Is biotin deficiency common in the UAE?

True deficiency is not widespread, but certain groups face higher risk - people following very restrictive diets, those with gut absorption issues, pregnant women, and individuals whose diets are heavy in processed and refined foods with low variety. Having levels checked through a blood test is the most accurate way to know your status.

Can high-dose biotin supplements cause any harm?

Biotin is water-soluble and excess is excreted, so toxicity is not a documented concern. However, very high doses - above 5,000 mcg per day - can interfere with laboratory tests including thyroid panels and troponin tests used in cardiac assessments. Inform your doctor if you are taking high-dose biotin before any bloodwork.

Should I take biotin for hair loss caused by stress or hormones?

Stress-related hair loss (telogen effluvium) and hormonal hair loss have different primary mechanisms that biotin cannot directly address. If biotin deficiency is also present, correcting it supports the overall nutritional environment. But resolving the stress response or hormonal imbalance is the more critical intervention in those cases.

Does hard water in the UAE affect biotin levels or absorption?

Hard water does not reduce biotin levels or block absorption through the digestive system.
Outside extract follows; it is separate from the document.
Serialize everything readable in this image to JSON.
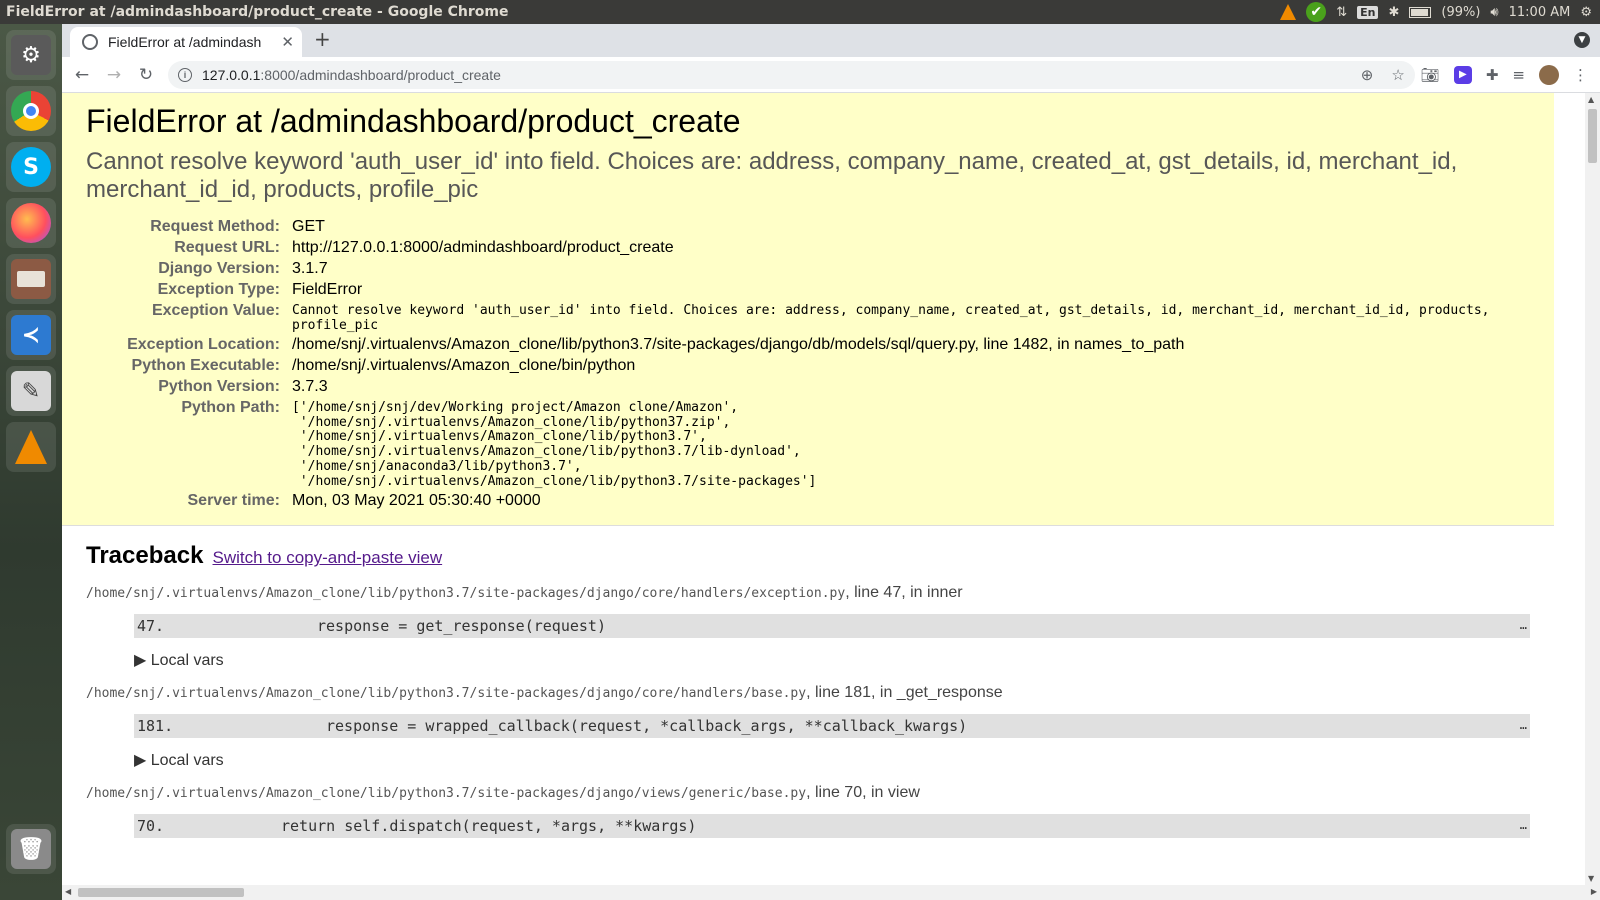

Its main effect is on the scalp surface - it can leave mineral deposits that irritate the scalp, disrupt the skin barrier, and make hair more prone to breakage. This is a separate issue from biotin status.

Is biotin safe to take during pregnancy in the UAE?

Biotin requirements increase during pregnancy, and supplementation is often included in prenatal vitamins. However, the appropriate dose should be guided by a gynaecologist or general practitioner reviewing your specific nutritional status. Self-supplementing with very high doses during pregnancy without medical oversight is not advisable.